The report by the group of economists categorizes African states into three in terms of their income levels. The first group consists of solidly middle-income countries. This group includes South Africa and Botswana, which are characterized by very high labor costs and capital intensive industries. The second group includes leading low and lower-middle lower-income African countries like Kenya, Tanzania and Senegal – coastal, relatively stable, and with a strong business sector. These countries have relatively costly labor compared to countries like Bangladesh. “The third group consists of countries at the very low end of the income spectrum, so poor that there are almost no real comparators.” The report cites the DRC, Ethiopia and, to a lesser degree, Malawi, as countries that appear to fit the bill.
The report dismisses the prospects of the DRC and Malawi as investment hubs as implausible citing the “governance failings” in these countries. It goes on to assert that Ethiopia is the ideal country with all the traits to become the new China in Africa. The report states:
_Though landlocked, it (Ethiopia) has been moving towards easing logistics constraints through road and rail connections; it also has good air connections. It benefits from a stable administration that sees the manufacturing as a central part of its growth strategy. It also benefits from generally low costs.
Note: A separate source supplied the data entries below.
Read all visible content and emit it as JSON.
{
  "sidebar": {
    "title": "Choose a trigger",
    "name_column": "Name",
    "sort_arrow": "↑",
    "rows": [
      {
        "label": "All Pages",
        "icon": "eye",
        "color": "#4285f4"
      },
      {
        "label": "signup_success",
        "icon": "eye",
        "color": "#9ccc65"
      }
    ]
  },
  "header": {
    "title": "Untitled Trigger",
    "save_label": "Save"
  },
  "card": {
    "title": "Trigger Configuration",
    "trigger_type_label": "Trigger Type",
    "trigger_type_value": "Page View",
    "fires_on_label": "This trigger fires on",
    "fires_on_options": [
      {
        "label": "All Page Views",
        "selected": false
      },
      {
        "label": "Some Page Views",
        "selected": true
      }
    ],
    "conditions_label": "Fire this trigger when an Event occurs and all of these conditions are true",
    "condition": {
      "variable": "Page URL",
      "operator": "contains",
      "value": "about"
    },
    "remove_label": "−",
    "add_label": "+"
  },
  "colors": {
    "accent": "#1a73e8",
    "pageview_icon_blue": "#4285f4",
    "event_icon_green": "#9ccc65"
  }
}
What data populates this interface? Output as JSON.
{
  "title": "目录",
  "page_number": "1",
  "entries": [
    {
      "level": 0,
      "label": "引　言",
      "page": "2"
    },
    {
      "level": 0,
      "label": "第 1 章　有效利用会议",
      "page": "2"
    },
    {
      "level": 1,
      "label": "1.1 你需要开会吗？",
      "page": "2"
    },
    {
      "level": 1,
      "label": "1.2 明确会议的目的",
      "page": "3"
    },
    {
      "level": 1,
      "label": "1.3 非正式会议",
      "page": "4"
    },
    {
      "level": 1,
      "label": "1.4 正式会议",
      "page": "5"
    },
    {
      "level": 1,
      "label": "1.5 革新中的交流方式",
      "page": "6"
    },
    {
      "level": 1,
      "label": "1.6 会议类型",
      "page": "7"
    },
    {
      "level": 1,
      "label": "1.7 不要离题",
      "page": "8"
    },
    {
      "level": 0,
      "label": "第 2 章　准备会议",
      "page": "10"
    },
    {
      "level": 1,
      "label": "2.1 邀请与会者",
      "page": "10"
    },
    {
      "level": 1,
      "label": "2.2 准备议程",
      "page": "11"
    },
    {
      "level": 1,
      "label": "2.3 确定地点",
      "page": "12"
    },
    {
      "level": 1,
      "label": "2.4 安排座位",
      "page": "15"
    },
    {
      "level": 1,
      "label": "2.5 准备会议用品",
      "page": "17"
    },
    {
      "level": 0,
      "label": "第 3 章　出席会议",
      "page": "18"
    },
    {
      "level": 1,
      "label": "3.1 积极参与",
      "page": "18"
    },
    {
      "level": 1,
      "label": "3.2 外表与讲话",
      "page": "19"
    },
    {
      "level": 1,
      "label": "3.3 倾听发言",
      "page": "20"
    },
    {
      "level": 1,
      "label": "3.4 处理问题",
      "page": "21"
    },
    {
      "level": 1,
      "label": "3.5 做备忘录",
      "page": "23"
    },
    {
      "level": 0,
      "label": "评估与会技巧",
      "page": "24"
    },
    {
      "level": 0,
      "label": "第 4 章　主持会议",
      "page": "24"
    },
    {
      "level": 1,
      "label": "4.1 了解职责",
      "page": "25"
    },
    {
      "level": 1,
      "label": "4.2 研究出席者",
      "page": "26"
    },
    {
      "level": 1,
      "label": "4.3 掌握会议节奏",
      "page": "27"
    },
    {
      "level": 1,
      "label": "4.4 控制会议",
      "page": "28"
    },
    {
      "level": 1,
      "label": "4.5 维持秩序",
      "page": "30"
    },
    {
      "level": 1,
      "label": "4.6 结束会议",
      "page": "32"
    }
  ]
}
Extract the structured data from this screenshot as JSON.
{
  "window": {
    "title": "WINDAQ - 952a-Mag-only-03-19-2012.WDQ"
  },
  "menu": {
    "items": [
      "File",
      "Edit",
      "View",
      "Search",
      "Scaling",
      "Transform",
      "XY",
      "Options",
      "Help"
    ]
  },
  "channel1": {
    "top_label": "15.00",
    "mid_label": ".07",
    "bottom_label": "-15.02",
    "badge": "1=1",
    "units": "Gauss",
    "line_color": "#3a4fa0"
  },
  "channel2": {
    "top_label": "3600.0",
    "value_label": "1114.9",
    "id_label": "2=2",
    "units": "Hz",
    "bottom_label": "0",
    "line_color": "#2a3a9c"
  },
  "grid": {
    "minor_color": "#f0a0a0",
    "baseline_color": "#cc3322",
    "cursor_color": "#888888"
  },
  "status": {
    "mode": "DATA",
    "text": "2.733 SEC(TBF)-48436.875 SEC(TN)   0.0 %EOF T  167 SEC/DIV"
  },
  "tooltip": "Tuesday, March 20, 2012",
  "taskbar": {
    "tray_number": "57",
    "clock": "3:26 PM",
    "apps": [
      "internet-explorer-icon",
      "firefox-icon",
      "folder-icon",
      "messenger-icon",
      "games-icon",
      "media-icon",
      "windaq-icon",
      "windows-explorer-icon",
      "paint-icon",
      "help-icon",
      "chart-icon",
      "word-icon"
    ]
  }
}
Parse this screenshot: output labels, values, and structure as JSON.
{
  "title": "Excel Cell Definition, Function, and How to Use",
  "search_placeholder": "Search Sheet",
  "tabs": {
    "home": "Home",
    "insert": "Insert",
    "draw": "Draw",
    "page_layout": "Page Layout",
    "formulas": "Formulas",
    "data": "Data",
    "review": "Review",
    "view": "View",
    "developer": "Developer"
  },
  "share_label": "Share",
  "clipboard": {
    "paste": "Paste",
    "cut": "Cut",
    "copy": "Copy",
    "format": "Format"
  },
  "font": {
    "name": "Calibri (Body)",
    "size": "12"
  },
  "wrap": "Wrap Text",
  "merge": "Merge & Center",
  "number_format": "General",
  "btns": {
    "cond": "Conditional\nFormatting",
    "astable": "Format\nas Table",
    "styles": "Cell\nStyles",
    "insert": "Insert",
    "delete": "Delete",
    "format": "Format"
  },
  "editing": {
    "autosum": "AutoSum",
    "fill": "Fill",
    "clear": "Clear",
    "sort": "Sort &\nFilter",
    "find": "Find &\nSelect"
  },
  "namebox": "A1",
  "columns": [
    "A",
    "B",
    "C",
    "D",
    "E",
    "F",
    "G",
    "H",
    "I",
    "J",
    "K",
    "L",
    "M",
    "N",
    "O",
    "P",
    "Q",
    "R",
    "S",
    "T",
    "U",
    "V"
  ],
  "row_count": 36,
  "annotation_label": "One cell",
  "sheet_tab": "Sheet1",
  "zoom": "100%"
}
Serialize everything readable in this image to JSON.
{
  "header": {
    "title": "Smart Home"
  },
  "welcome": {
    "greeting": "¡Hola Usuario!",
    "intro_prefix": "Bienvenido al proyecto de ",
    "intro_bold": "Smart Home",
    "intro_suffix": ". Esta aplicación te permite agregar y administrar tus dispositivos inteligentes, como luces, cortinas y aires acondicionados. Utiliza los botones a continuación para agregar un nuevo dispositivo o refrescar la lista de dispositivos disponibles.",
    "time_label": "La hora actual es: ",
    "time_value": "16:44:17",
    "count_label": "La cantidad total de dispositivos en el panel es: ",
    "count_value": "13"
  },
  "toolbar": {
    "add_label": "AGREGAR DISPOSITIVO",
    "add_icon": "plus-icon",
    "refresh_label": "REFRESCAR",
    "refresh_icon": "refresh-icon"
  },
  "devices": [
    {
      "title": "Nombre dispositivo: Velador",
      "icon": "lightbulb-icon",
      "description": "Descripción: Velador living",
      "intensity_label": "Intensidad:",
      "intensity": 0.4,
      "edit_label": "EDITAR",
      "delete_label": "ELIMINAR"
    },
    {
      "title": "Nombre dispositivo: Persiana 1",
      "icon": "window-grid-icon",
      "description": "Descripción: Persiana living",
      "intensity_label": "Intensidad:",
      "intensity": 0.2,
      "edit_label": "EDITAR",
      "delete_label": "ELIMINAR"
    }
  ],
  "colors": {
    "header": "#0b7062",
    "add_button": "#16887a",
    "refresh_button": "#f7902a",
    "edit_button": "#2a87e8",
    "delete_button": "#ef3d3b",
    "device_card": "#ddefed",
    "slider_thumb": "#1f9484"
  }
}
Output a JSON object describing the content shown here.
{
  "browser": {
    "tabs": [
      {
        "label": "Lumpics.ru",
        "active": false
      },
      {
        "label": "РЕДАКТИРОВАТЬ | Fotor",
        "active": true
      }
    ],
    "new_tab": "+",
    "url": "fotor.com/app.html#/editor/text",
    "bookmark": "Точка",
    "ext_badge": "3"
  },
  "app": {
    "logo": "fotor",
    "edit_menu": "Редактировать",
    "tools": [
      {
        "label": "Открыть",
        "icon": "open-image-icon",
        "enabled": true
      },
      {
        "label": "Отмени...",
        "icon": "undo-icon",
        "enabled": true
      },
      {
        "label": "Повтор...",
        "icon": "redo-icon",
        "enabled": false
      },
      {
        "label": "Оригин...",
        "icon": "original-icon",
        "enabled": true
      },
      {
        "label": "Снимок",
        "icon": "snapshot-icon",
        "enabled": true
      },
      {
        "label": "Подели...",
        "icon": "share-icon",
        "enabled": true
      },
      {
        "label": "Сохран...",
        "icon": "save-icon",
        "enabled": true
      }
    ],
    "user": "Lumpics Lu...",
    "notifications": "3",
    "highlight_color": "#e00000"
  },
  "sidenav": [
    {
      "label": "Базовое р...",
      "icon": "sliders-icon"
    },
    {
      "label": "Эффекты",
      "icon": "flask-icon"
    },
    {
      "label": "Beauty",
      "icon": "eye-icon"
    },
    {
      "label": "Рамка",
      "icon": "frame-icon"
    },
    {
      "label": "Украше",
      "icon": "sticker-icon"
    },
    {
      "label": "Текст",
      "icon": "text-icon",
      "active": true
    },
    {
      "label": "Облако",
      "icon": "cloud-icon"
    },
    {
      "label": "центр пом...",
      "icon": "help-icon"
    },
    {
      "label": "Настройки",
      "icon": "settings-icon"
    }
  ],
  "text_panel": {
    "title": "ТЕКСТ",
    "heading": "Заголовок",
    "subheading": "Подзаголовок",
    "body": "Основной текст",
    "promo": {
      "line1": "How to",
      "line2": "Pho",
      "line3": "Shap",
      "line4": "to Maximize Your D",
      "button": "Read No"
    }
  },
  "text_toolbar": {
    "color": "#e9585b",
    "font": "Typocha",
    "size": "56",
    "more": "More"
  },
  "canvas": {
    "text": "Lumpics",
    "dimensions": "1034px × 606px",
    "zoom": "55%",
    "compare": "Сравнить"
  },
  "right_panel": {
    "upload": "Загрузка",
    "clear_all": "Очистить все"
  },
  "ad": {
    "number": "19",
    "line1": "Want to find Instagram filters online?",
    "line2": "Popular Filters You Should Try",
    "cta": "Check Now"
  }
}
As measured by Purchasing-Power Parity, the general level of prices in Ethiopia is below the level in India and comparable to that of in Bangladesh. The firm surveys also suggest comparable levels of labor costs and a similar WEF Global Competitiveness ranking despite its far lower income level.
The report further cites a McKinsey Survey administered to Chief Procurement Officers of large apparel companies on which countries would become the top manufacturing destinations in the next five years. The result, it states, ranks Ethiopia as the seventh in the world and the first among African countries. With such lofty perceptions about the country by Chief Procurement Officers, the flow of FDI to Ethiopia should pick up even more momentum in the coming years.
Ethiopia, on the other hand, offers lower labor wages and better working conditions than the countries with reputation for poor working conditions. The report states that some sources claim manufacturing working conditions in Ethiopia – though far from ideal – are better than in Bangladesh and Cambodia. In the International Trade Union Global Rights Index, goes on the report, Ethiopia fared better than Mexico and Malaysia. There have, however, been health and safety concerns in some instances. Although not vividly put, the report implies that there are no restrictive labor laws in Ethiopia, which is meant to show that companies have relatively bigger room to manipulate labor. These conditions need to be improved.
The report concludes that though it is hard to project what the future will bring, it is safe to determine that Ethiopia is better positioned to embark on a manufacturing-led take off than other African countries. It, therefore, has the potential to become the China of Africa.